Lucas, however, begged Sami to tell him, while acknowledging that he has not stood by her in the past. “Give me a chance. Trust me.”, and Sami, weakening, opened her mouth …
Then we got the timely interruption, naturally. But this time the interruption was by an unexpected player in the drama: Celeste. A wild card. In some ways, she’s the classic third party who learns the secret first. But Celeste almost certainly has her own agenda here. Rather than pointing out the obvious truth that Sami’s least bad option is to tell the truth and hope for the best, Celeste quite calmly suggested that Sami kill EJ.
This is another ingredient that has been missing: interesting collateral drama. If Lucas were given something active to do, too, it would be even better. (A TWoP poster suggested that Lucas investigate and figure out the rape, but not say anything because he wants Sami to tell him. Then when Kate inevitably reveals all at the wedding, Lucas could calmly say, “So?”) All the signs—big secret, long kept, murderous intrigue, May wedding—are pointing to a big reveal during May sweeps. The payoff to this story, whatever it is, will make it or break it.
Our other Days secret-keeper is Nick. Unlike Sami, he seems capable of learning from his mistakes. After getting burned for not telling the truth about being LonelySplicer, he was determined to tell his other secret (that he slept with Billie), because he wanted to be worthy of Chelsea’s trust. I really, really appreciate this move on the part of the writers. If Nick were to be found out in both of his secrets (rather than coming clean), he would be in danger of losing his good guy status. It’s nice to show some human fallibility, but this story is supposed to be a good boy/bad girl redemption story.
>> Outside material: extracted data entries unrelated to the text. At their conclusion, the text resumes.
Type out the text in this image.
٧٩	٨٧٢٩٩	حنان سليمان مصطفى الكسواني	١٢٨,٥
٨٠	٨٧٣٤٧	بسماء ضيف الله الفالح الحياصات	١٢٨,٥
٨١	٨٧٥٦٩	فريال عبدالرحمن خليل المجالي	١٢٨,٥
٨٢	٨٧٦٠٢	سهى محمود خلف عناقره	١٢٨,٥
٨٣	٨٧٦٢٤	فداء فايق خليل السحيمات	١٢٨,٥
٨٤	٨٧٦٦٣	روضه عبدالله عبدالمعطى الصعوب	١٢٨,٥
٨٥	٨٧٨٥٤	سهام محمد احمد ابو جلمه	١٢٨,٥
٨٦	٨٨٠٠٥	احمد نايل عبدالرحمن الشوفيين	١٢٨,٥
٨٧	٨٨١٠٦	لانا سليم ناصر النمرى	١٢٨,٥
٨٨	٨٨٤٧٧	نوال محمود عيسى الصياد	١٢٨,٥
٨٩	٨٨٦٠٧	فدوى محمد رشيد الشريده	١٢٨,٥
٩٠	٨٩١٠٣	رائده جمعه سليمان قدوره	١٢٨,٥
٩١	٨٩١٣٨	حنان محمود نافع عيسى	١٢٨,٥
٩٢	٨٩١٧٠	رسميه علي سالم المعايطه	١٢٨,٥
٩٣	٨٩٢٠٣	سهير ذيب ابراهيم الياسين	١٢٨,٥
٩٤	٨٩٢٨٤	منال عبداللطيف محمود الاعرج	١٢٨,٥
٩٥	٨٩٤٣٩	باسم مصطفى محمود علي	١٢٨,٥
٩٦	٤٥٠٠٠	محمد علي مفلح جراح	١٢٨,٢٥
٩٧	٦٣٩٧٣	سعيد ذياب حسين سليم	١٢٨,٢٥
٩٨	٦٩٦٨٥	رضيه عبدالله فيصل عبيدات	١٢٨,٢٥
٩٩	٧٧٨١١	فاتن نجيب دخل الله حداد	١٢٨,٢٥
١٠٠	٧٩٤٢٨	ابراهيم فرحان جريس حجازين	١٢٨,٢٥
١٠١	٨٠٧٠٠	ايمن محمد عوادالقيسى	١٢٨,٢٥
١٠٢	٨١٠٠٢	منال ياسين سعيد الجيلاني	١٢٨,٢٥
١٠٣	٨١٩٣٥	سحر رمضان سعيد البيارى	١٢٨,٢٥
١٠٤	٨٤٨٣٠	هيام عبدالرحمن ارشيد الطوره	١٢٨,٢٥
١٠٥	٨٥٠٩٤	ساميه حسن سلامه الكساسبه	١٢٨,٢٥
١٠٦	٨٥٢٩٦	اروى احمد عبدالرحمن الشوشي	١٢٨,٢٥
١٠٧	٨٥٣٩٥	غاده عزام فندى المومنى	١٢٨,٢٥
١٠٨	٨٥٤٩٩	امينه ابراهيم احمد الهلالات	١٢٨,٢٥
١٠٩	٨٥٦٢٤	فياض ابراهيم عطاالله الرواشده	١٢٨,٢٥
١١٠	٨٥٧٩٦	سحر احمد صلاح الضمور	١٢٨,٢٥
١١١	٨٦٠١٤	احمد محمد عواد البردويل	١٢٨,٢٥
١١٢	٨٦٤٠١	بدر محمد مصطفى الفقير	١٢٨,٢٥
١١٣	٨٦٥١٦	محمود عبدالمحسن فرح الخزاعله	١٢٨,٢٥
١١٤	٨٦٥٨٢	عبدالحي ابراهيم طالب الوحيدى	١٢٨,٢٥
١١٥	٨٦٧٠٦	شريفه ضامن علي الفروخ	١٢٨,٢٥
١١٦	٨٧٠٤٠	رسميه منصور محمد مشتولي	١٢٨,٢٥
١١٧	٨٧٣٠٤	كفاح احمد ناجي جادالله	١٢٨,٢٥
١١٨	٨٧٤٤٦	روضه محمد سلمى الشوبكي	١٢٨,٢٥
If Nick established a pattern of deceit, it would take a lot of the fun out of it.
In marked contrast to the Sami/Lucas conversation—where Sami wouldn’t tell while Lucas pleaded with her to do so—Nick wanted to tell, but Chelsea ended up stopping him. He got as far as telling her the secret involved sleeping with an older woman, and she cut him off. “It’s in the past,” she said. “I think that the only thing we should be thinking about is you and me and our future together.”
Then Billie rushed in, saying, “Did you tell her?” And naturally Chelsea put the pieces together. Again, this resonates with Sami/Lucas: there, the person interrupting kept the secret from being told; here, she revealed it.
This little storyline is an example of a very well done secret story. Character damage was minimal. Little teasers were played lightly—like Chelsea speculating on the identity of her mother’s mystery lover. Their relationship wasn’t all about the secret: they were dealing with LonelySplicer and getting to know one another. The secret wasn’t drawn out too long. The reveal was nicely handled and beautifully acted.
And I think the fallout is going to be very interesting. Billie and Chelsea’s relationship will have to be healed. Bo and Chelsea’s relationship is also in jeopardy. (It killed me today [3/13] when Chelsea said to Bo, “You’re lying to me. Everyone lies to me.”) It highlights some of Billie’s personal problems. And perhaps best of all (a mark of good soap writing), Chelsea’s hit-bottom moment looks to be leading directly and logically into her next storyline (speculation here), being suspected of setting fire to Bo and Hope’s house. And Nick will get another chance to be the white knight, and believe in her and stand by her. As I said at the beginning of this post, that’s the mark of a good secret: when it comes out, the story becomes more interesting.